Michael Bay a très clairement avoué que c’était le cœur du film pour lui :

Avec ce genre de film, on doit se concentrer sur comment divertir avant tout et c’est pour ça que mon unique but c’était de faire un film marrant basé sur le charisme et le talent comique de ces deux grands acteurs que sont Will Smith et Martin Lawrence.

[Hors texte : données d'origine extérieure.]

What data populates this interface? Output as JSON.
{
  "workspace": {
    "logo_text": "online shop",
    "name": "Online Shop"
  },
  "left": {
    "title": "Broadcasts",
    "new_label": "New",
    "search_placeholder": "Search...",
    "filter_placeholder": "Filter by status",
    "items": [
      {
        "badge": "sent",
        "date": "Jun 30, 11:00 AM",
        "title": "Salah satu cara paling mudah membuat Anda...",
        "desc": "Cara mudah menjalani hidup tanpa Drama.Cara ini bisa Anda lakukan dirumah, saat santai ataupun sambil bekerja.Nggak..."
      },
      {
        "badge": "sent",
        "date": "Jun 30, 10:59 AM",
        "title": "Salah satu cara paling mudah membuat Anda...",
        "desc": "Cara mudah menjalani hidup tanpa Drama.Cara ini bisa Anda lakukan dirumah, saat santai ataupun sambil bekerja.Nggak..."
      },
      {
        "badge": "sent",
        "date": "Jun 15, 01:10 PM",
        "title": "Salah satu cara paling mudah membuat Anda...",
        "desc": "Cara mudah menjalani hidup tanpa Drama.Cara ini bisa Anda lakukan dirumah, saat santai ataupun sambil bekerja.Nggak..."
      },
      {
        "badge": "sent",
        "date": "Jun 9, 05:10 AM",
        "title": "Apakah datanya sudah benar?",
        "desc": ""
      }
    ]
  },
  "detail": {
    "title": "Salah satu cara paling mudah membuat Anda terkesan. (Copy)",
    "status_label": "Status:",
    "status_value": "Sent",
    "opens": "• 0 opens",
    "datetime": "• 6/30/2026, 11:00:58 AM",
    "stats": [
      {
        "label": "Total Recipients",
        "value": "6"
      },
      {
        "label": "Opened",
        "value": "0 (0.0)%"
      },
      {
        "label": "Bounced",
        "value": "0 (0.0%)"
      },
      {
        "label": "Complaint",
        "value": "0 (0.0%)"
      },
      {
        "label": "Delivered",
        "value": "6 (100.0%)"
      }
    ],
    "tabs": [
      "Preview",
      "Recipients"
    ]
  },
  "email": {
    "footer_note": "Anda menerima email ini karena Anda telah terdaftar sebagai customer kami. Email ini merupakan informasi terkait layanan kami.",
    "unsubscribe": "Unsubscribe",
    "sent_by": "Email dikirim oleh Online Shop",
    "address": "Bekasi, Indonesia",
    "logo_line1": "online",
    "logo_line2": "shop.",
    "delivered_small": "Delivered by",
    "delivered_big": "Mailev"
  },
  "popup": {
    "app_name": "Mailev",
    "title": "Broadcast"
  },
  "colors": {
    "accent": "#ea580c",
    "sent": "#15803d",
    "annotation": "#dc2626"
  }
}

Des fois, ça peut même être l’un des acteurs qui fait de l’impro au second plan alors qu’il devait juste sagement attendre dans le script et de là des comiques de situation apparaissaient au montage final, comme Martin Lawrence qui se prend pour un boxeur émérite dans la salle de musculation en début de film alors qu’il n’était simplement prévu que l’échange verbal entre Mike et Max. Malheureusement, toutes les blagues ne sont pas réussies avec quelques blagues pipi caca du genre ils rentrent dans une maison avec un macchabée et l'un demande à l'autre s'il a pété, c'est un peu dommage.


Pour les autres personnages, il y a également quelques réussites à créditer au récit, en tête Fouchet incarné par Tchéky Karyo qui joue très bien son rôle de méchant calculateur et impitoyable avec un peu de jugeote et pas beaucoup de patience, un bon acteur français dans un bon rôle à Hollywood ce n’est pas si souvent que ça arrive, il faut en profiter. Téa Léoni fait assez bien le travail en victime séduisante mais qui veut en découdre même si je trouve dommage que le seul passage où elle est vraiment déterminée soit trop vite expédié, sans doute dans une volonté de toujours mettre en avant le duo principal.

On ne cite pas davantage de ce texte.